Hamilton Ward was born in Salisbury, Herkimer County, NY on July 3, 1829. He read law in the office of A. & W. P. Konkle in Elmira, and was admitted to the bar at Cooperstown in July of 1851.
In September of that year, Ward moved to Belmont, NY and began practice. In 1856 he was elected District Attorney for Allegany County, a post he held for the next three years. He was elected to a second tour as District Attorney in 1862, but resigned after two years, to assume the seat on the U. S. House of Representatives to which he had been elected in 1864. He sat in Congress for three terms (1865-71), during which time he held seats on the Committee on Claims, the Committee on Reconstruction, and the Committee to Impeach President Johnson. Following his period in Congress, he was appointed to a Commission to Recommend Amendments to the State Constitution. He dissented from the final report of the Commission, which was thus rejected by the Legislature. He next held office as Attorney-General of New York for a term (1879-81).

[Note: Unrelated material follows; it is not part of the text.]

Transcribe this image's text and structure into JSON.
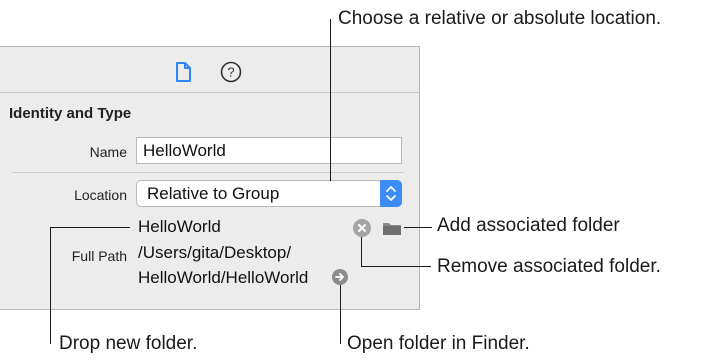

After ten years in exclusively private practice, Ward was appointed to the Supreme Court for the Eighth District in May of 1891, replacing the late Thomas Corlett. Returned by election in the Fall, he presided as a trial judge from his appointment to the organization of the Appellate Division for the Fourth Department in January of 1896. Sitting in the first batch of appointees to the new court, he remained on that court until his death in December of 1899, days before his scheduled retirement.